McConnell’s office told us that going after Obamacare needs to have certain stars aligned, both vote-wise and procedurally. And the vote today about religious freedom concerning private health care does not signify a lessened desire to repeal Obamacare. McConnell’s office wanted us to understand what they’re doing today. The Blunt amendment being voted on today, if I could make this as brief an explanation as possible, at the end of the day it’s really ineffective. It will not repeal Obamacare. It will not exempt anybody from the congressional mandate to buy health insurance. It is a public relations effort. It is designed to make it look like that’s what’s going on, but it doesn’t carry the force of anything behind it. I think it’s attached to the highway bill or some such thing. It really is PR for voters. It doesn’t have the teeth in it that I think people would like for us all to believe that it does.

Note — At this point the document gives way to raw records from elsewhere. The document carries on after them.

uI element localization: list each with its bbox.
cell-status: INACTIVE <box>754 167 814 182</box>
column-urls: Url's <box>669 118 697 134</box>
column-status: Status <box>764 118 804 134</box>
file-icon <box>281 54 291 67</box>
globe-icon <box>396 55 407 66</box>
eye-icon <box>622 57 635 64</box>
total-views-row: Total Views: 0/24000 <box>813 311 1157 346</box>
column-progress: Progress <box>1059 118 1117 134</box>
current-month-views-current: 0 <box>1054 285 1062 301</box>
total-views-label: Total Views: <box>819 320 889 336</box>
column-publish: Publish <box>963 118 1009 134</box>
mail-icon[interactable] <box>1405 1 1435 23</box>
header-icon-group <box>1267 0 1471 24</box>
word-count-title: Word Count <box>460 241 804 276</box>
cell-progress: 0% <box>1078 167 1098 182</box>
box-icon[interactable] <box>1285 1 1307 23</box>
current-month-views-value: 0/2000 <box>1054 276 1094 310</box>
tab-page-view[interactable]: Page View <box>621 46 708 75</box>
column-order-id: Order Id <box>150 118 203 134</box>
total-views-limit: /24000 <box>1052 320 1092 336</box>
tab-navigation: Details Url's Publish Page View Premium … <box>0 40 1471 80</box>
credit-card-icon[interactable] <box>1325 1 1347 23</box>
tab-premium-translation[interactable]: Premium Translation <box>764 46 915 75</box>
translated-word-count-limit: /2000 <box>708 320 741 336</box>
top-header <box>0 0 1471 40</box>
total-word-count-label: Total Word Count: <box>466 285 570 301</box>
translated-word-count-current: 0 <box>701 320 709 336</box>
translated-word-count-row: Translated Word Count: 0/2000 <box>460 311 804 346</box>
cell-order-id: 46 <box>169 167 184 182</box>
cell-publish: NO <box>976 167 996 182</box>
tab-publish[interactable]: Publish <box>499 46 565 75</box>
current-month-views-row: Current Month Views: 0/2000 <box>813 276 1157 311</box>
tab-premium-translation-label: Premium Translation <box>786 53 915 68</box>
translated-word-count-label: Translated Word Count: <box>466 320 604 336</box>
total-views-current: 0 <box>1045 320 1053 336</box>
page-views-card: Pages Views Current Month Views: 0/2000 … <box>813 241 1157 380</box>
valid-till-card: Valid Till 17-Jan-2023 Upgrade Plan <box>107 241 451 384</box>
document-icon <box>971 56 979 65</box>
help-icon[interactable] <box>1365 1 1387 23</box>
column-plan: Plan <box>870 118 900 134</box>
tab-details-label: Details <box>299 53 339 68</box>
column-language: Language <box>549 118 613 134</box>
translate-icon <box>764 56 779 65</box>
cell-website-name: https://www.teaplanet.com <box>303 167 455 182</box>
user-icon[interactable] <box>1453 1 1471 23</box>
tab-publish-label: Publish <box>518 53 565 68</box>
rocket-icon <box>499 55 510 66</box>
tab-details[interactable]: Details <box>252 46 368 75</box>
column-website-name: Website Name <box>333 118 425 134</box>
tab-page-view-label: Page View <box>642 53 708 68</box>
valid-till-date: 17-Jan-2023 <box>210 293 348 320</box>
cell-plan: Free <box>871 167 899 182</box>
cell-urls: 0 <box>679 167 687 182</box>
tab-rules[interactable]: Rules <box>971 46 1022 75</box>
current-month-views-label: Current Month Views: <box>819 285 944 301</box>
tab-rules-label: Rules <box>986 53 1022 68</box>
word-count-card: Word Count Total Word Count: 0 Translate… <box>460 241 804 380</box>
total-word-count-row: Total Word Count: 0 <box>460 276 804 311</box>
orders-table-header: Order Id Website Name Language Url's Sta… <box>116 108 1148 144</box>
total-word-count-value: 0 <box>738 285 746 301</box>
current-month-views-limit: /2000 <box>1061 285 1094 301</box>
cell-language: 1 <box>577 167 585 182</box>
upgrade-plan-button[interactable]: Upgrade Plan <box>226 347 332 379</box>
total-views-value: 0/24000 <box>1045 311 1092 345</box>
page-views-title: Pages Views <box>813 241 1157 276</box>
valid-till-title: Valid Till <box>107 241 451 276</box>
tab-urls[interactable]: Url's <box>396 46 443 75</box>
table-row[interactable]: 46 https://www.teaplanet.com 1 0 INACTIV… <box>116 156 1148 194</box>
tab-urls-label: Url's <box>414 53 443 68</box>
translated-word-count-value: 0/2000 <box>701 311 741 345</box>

The Blunt amendment failed 51-48, by the way. Erick Erickson at Red State ran one of his siren stories today saying that McConnell had, as one of his objectives, not irritating Senator Reid. Now, I don’t know anything more than that. I haven’t seen it anywhere else, but that’s where Erick posted it, that McConnell didn’t want to do anything to irritate Reid. The problem with this is that it’s an election year, and it also gave Democrats a chance to vote against the mandate when they really don’t mean it. To a lot of people the Blunt amendment was one of these things that doesn’t carry the force of any legislation, really, doesn’t carry the impact of law behind it, but it allows members of the Senate to vote in a way that would have been most helpful to them for their reelection since there’s no change at the end of the day, at the end of the vote. So that essentially is what the controversy is about.